Consider following example:
#define s0 $16
#define s1 $17
#define s2 $18
.globl array
.data
.align 2
array:
.word 1, 2, 3, 4, 5, 6, 7, 8, 9, 10, 11, 12
.text
.globl start
.ent start
start:
la s0, array // load address of the first value in array to register s0
addi s1, $0, 3 // Number of cycle repetitions (number of iterations)
nop // Why nop here? Try to remove it. Will it have any influence on hit rate?
loop:
beq s1,$0, end
lw s2, 0(s0) // Read 0th value in array
lw s2, 4(s0) // Read 1st value in array (4/4 = 1)
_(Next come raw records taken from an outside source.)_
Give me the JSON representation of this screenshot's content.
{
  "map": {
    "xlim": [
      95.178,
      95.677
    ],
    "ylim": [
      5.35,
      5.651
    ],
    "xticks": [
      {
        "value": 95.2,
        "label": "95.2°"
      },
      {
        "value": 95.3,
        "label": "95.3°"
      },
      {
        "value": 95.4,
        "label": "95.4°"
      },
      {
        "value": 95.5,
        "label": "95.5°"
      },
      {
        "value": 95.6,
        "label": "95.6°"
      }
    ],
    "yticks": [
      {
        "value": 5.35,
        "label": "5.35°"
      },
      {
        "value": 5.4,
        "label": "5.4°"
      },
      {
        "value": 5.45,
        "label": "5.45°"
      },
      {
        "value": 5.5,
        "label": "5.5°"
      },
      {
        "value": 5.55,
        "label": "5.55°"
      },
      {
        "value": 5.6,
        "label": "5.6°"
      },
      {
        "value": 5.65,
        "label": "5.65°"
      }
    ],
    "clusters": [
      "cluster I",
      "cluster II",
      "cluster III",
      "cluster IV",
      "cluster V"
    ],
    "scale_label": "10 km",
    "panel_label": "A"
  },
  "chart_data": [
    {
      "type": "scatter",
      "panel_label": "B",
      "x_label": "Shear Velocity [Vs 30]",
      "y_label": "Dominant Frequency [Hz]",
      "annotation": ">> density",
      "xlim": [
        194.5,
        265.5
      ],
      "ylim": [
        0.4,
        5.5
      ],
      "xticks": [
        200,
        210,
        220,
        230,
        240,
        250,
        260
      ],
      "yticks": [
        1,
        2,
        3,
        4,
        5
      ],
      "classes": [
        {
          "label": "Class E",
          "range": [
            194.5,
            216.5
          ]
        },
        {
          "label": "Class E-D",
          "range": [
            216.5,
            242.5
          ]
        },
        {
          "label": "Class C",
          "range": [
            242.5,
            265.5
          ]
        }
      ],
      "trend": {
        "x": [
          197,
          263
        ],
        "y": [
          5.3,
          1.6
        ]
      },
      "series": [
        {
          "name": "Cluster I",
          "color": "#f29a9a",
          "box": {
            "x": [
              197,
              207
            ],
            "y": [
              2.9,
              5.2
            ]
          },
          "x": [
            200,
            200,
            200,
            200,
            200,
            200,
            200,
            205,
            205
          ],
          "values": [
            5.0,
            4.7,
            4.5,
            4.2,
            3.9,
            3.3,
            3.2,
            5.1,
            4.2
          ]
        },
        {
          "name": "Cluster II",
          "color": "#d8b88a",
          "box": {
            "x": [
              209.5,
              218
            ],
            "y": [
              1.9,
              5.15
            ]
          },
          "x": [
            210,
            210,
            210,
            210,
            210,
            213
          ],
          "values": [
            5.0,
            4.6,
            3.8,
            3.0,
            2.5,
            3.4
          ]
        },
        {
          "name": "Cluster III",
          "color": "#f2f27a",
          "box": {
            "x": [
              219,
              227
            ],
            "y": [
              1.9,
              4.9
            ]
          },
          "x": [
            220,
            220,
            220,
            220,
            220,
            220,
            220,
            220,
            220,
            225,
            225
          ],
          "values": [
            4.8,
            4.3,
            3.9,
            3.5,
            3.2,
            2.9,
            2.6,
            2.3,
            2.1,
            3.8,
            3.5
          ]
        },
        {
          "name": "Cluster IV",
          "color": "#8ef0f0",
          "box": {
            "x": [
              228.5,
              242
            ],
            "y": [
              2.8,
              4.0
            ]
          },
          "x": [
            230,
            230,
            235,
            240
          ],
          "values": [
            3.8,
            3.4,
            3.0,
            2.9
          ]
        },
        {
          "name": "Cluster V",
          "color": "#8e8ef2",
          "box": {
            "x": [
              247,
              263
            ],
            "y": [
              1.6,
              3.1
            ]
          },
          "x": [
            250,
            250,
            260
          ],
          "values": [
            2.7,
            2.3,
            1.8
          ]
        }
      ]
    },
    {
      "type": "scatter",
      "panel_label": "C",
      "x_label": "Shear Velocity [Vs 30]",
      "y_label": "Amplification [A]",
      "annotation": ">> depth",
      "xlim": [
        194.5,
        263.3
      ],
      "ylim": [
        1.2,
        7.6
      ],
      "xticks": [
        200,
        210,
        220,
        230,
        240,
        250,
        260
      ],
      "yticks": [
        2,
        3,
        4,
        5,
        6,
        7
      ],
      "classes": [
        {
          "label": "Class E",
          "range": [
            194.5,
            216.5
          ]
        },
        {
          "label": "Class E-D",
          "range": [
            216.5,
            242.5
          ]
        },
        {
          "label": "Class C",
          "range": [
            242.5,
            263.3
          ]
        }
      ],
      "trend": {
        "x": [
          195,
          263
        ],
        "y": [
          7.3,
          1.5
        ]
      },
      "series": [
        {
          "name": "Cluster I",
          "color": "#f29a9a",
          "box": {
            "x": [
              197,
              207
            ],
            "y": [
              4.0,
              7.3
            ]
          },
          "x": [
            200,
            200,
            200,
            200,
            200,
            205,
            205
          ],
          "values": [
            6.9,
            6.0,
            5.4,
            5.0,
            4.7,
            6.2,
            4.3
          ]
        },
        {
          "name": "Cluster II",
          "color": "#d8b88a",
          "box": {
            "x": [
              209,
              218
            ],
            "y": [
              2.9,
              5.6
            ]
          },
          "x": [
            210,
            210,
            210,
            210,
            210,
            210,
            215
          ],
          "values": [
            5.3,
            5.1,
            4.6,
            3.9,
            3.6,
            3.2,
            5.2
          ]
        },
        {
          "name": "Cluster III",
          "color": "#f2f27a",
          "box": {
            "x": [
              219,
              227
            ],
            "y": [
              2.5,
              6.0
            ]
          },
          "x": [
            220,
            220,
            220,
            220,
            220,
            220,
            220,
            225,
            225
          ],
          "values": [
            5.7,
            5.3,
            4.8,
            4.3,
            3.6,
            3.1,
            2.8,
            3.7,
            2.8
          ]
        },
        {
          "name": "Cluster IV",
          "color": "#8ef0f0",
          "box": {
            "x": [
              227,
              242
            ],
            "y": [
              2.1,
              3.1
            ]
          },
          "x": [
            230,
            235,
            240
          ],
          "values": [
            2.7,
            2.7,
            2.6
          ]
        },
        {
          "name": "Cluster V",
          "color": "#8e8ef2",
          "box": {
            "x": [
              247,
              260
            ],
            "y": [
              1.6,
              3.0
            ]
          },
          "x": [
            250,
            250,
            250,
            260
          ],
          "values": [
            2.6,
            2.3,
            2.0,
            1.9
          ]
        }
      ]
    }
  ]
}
lw s2, 36(s0) // Read 9th value (36/4=9)
lw s2, 40(s0) // Read 10th value (40/4=10)
addi s1, s1, -1
j loop
end:
nop
end_loop: //Final infinite loop
j end_loop
Now consider instruction and data cache with size of 8 words (1 word = 4B) each. The cache is word-aligned – it means that address of the first byte in word is divisible by 4. Replacement policy is LRU (lease recently used). Fill-in following table for instruction and data cache. Study in details execution of the above program and study accesses into memory and cache.
Data cache:
| Directly mapped | N-way set associative | Fully asociative | |||||
|---|---|---|---|---|---|---|---|
| Size/Block size/Blocks in sets: | 8/1/1 | 8/2/1 | 8/8/1 | 8/2/2 | 8/4/2 | 8/2/4 | 8/1/8 |
| Hit Count: | |||||||
| Miss Count: | |||||||
| Hit Rate: | |||||||
Instruction cache:
| Directly mapped | N-way set associative | Fully asociative | ||||||
|---|---|---|---|---|---|---|---|---|
| Size/Block size/Blocks in sets: | 8/1/1 | 8/2/1 | 8/8/1 | 8/2/2 | 8/4/2 | 8/2/4 | 8/1/8 | |
| Hit Count: | ||||||||
| Miss Count: | ||||||||
| Hit Rate: | ||||||||
Take the program from the last class (insertion sort) and cache with size of 8 words. Is there any replacement policy which you expect to perform better that others? Consider both data and instruction cache. Verify your conclusions with simulation.